Defenders Plus advocates for a thorough evaluation of the start of the school year, taking into account both structural and situational issues.

  • September 15, 2023
  • Lekene Jensen Dufort
  • 0

The right to education is guaranteed in Haiti by the 1987 Constitution, with the Ministry of National Education and Vocational Training (MENFP) serving as the regulatory body. It is also protected by the Universal Declaration of Human Rights and international conventions that have been signed and ratified by the Haitian government, including the Convention on the Rights of the Child. While it is true that the socio-economic conditions in previous years have always posed challenges to this right in Haiti, this year the socio-economic situation of Haitian families has become even more critical. In other words, the minimum conditions for reopening schools, as proclaimed by the MENFP, are far from meeting the standards observed by  Defenders Plus.

The Haitian education system faces various structural challenges such as the absence of a republican education, a lack of qualified personnel, issues related to salary arrears and the appointment of certain teachers, as well as the lack of social and psychological support for both educators and students. In addition to these structural problems, the reopening of schools this year has become increasingly complex due to the acts of violence committed by armed groups in the country and the government’s inaction. In the face of economic decapitalization of the population, the government has not implemented any social support policies, such as subsidies or provision of school materials, to assist the most vulnerable. Furthermore, the Bastien Law, which is supposed to protect parents against excessive school fees, is not effectively enforced. The government has taken no administrative measures to ensure compliance with this law.
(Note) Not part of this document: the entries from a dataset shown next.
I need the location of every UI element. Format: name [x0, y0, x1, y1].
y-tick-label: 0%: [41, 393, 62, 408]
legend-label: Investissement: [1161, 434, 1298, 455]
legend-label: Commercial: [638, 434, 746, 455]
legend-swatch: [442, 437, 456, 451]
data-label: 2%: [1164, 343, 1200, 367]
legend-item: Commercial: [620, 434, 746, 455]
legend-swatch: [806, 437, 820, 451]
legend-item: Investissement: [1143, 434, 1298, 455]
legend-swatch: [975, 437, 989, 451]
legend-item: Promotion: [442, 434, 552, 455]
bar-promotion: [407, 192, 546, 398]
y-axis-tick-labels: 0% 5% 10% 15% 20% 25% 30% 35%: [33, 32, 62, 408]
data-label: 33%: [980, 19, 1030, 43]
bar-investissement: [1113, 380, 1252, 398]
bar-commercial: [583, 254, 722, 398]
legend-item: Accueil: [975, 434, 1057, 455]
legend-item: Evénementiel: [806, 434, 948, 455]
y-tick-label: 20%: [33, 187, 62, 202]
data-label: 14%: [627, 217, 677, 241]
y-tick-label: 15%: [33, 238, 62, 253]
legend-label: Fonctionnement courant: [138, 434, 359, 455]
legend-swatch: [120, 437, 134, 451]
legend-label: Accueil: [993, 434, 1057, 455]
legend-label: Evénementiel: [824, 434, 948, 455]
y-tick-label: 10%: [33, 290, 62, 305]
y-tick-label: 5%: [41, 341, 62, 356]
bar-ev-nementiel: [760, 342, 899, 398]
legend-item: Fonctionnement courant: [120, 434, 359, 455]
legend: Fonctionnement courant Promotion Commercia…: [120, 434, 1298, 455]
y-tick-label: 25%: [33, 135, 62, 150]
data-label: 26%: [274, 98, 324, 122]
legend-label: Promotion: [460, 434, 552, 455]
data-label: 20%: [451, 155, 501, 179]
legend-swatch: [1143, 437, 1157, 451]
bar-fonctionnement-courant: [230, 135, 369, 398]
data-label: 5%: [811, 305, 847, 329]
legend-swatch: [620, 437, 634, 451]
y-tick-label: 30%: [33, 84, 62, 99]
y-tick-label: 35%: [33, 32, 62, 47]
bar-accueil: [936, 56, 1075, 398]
The presence of displaced persons is one of the major obstacles to the start of classes this year. Several thousand people are temporarily housed in high schools in the metropolitan region of Port-au-Prince. Over the past five years, the country has experienced a rapid increase in the number of internally displaced persons. More than 250,000 people are estimated to have been in a situation of homelessness in the country as a result of armed violence. This situation has worsened with the population being held hostage by gangs, with the most affected areas including Cité Soleil, Bel Air, Martissant, Pernier, Solino, areas in the commune of Croix des Bouquets, Tabarre, Petite Rivière de l’Artibonite, Liancourt, Verrettes, and L’Estère, among others. More recently, in July 2023 alone, the International Organization for Migration recorded over 195,000 displaced persons in the departments of West, Center, and Artibonite. In August, the numerous population of Carrefour-Feuilles and other neighboring areas continue to relocate to unknown destinations to escape the fury of gangs that kill, rape, loot, and set houses on fire. In the face of such a situation, what measures has the MENFP taken for a possible suitable start of classes? Consequently, if the MENFP claims to only assess schools serving as shelters, it is far from evaluating the overall situation. In other words, it is engaged in an exaggerated escape strategy that does not truly address the reopening of schools.

Therefore,  Défenseurs Plus calls on the de facto government as a whole to create a conducive atmosphere for a real reopening of classes, taking into account the situation of displaced families. They urge the government to make school buildings accessible and subsidize educational materials for the benefit of all children without any distinction.